Dr Haggard's Disease
Patrick McGrath
Penguin pbk, 192 pgs
Review by Gerald Houghton (1993-4)
An early life spent among the mentally ill has seen to it that in a McGrath fiction trust is perilous. The reward - as anyone crossing swords with the Blood and Water collection or the novel Spider will testify - is a fiction of perception; the narrator's troubled eye sees nothing and everything as it is.
Haggard addresses his sorry tale to Vaughan, the fighter-pilot son of the only woman he ever truly loved. He finds himself incapable of relinquishing the brief all-consuming months spent with the senior pathologist's wife, his dismantled life now little more than a shell of painful melancholia. And yet through the curiously androgynous boy there is a rekindling of memory, and a new, altogether more bizarre passion engulfs the doctor. McGrath's novel is a love story, albeit from behind eyes addled by morbid introspection and morphine addiction.
Dr. Haggard's disease itself is a definition as flexible as his own fanciful self-deceit.
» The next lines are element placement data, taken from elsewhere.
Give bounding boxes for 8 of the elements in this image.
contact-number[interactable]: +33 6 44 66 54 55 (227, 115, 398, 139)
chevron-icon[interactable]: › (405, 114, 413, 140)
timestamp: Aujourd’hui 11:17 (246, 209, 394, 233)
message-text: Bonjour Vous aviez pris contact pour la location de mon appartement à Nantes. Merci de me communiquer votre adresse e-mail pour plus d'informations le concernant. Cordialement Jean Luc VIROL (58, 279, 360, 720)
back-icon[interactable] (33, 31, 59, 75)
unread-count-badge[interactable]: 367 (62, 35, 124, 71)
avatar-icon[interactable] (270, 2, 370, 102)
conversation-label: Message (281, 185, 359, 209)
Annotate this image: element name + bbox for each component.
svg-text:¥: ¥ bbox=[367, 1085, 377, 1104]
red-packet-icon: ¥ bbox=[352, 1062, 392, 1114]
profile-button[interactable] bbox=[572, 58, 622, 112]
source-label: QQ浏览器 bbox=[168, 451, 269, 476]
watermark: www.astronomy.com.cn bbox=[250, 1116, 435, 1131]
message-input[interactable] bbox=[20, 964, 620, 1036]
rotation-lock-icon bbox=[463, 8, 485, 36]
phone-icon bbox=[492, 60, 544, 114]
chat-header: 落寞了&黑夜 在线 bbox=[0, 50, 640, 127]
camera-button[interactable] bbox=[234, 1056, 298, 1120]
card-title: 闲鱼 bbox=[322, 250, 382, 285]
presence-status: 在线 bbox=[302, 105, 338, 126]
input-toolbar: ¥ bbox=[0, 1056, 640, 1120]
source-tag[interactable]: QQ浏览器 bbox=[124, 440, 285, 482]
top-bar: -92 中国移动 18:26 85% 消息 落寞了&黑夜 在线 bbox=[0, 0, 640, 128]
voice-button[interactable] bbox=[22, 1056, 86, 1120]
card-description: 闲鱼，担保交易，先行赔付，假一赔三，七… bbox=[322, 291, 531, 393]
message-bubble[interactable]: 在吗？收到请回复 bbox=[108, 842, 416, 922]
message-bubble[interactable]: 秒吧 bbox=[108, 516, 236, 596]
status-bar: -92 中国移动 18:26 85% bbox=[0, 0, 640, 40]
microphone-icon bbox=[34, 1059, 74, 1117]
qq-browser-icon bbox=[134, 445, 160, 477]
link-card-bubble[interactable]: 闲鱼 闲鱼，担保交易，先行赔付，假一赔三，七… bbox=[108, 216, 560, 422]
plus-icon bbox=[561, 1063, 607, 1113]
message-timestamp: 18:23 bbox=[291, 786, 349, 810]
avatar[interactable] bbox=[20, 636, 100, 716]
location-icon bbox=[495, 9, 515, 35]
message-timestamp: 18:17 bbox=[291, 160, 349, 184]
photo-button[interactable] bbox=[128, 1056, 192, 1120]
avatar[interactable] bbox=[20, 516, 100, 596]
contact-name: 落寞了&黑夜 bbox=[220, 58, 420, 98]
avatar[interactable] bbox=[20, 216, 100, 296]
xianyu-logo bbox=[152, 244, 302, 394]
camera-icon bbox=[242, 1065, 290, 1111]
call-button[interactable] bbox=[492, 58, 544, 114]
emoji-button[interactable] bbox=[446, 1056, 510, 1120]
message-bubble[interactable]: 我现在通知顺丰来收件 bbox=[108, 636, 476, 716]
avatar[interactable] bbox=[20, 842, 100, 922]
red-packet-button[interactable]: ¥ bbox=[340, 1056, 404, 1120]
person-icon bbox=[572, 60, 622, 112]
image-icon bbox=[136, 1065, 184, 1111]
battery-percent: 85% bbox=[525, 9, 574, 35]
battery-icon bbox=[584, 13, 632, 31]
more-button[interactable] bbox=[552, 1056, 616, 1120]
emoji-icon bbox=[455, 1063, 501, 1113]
Initially eroticism, McGrath weaves an intricate web of love and obsession gradually absorbing reader and doctor alike; slow-burning infatuation and explicit, increasingly hazardous coils leading to inevitable frustration and punishment.
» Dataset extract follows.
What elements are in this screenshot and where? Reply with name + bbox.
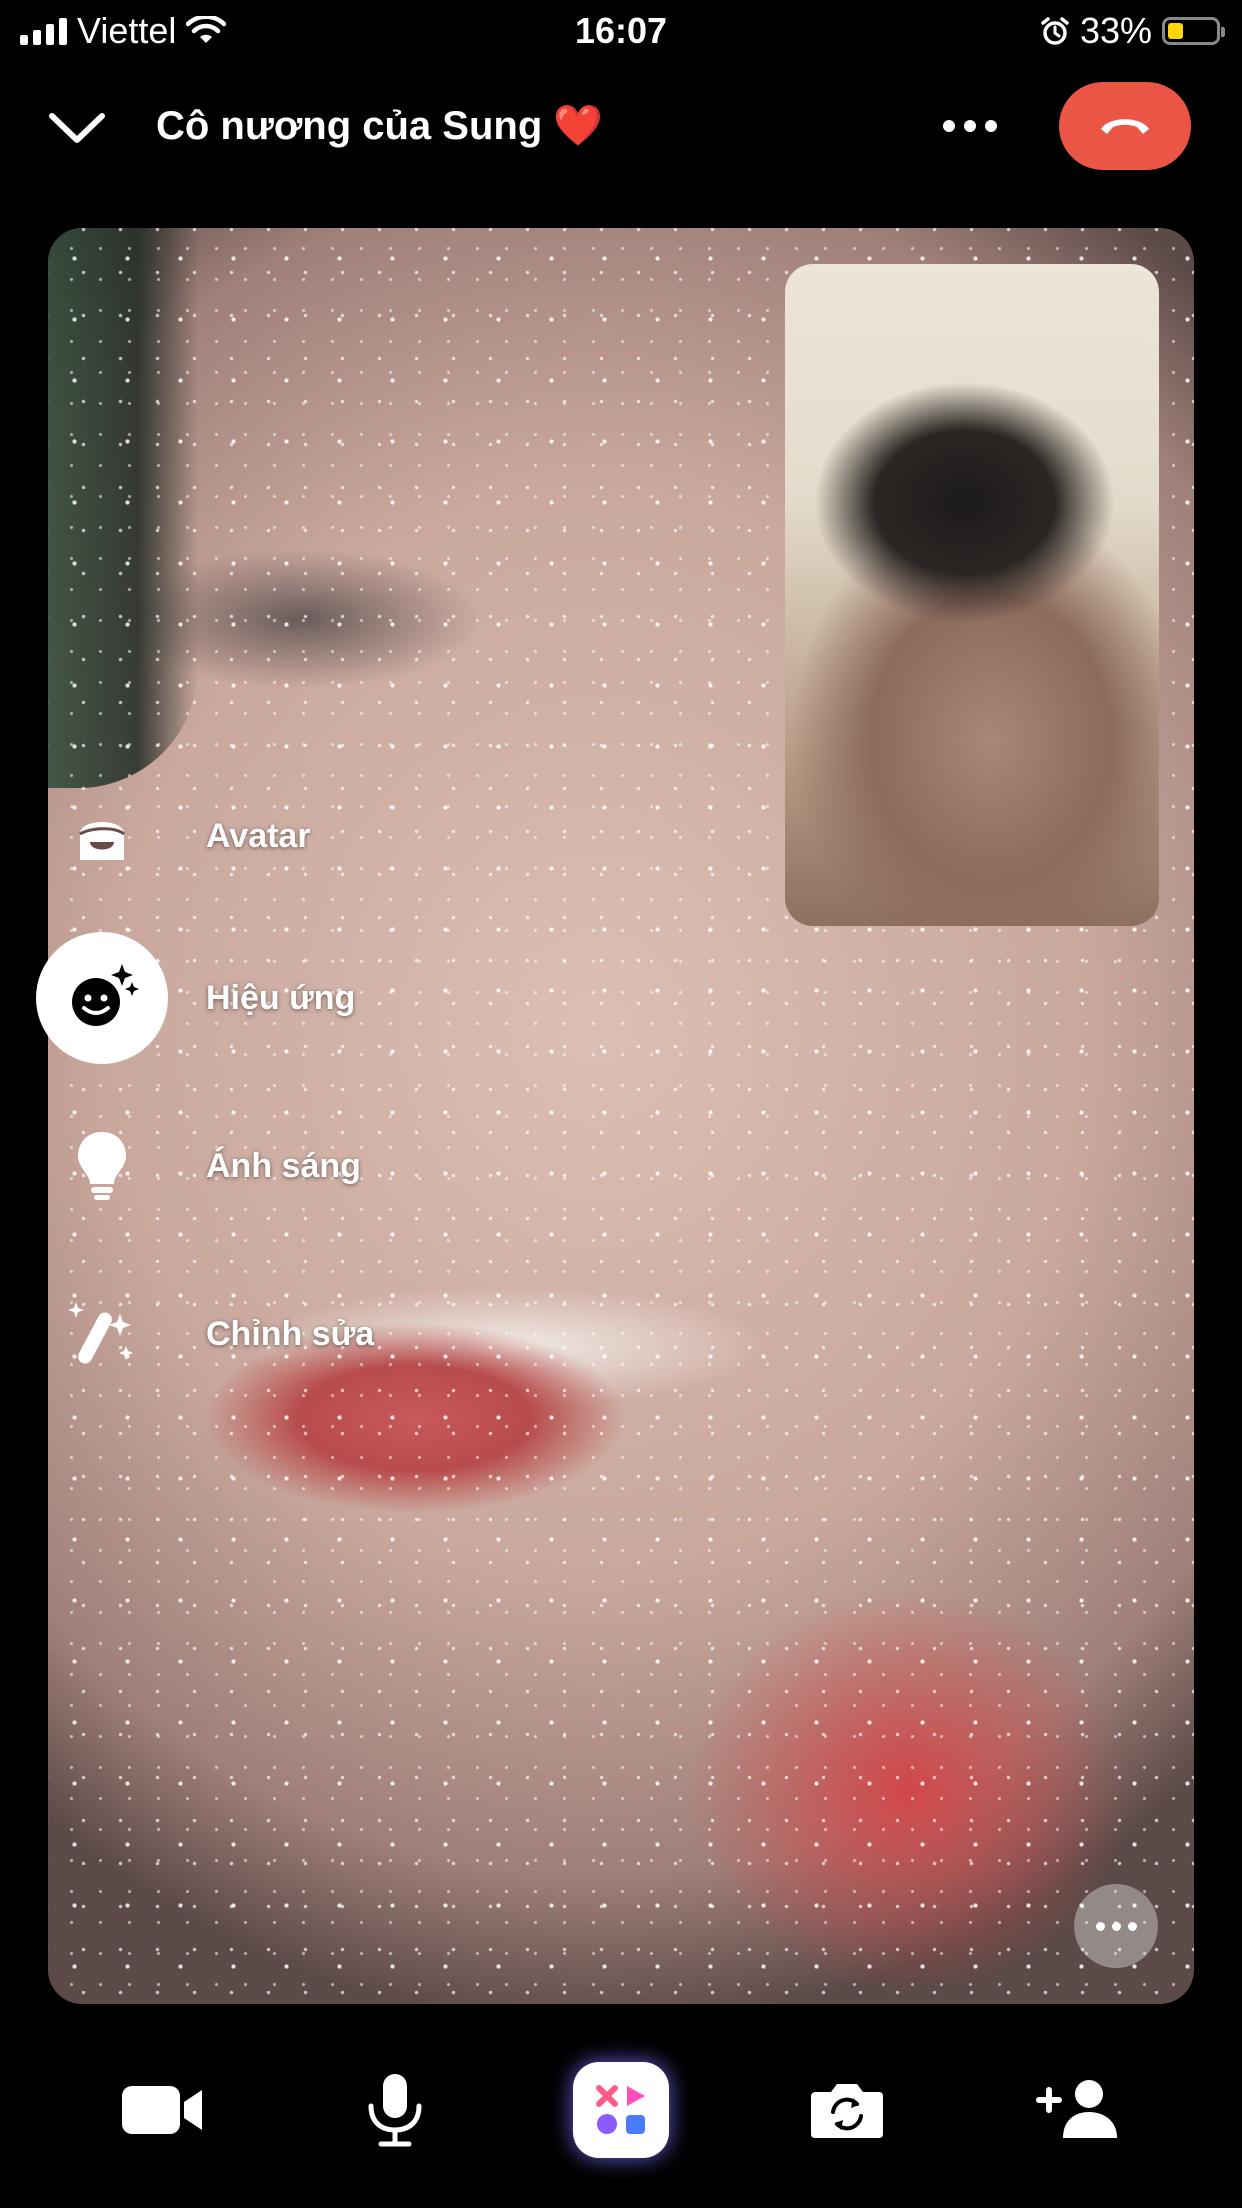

At once the disease becomes distress and grief at the void of his life when he finds himself inexplicably abandoned in Elgin, the country practice to which he flees.
And finally, the disease to which Haggard determines to lend his name, the bizarre malady he discerns burdening Vaughan, one drawing him progressively closer to the boy as potential saviour; but one with inevitably tragic and strangely liberating consequences.
The book is at once more approachable, less fractured than his exceptional, galvanising examination of the schizophrenic Spider, and yet one equally blessed of the incipient nastiness that fuels all his best writing. McGrath binds the unsuspecting visitor into Haggard's singular Neo-Gothic with eroticism and hunger; hooked, he counters with obsession and psychosis.
Magnificently written, it brims with the brutally picturesque: the cinematic Battle of Britain apparently rages solely in the skies above Haggard's precipitous home; his shambling, agonised gait; the monolithic Victorianism of the hospital. Coolly ingenious, deceptively lucid, the book is an intensely readable yet uncommonly intricate portrait of blind infatuation propelled toward self-destruction. A match, then, for the exceptional Spider, and very possibly a masterpiece.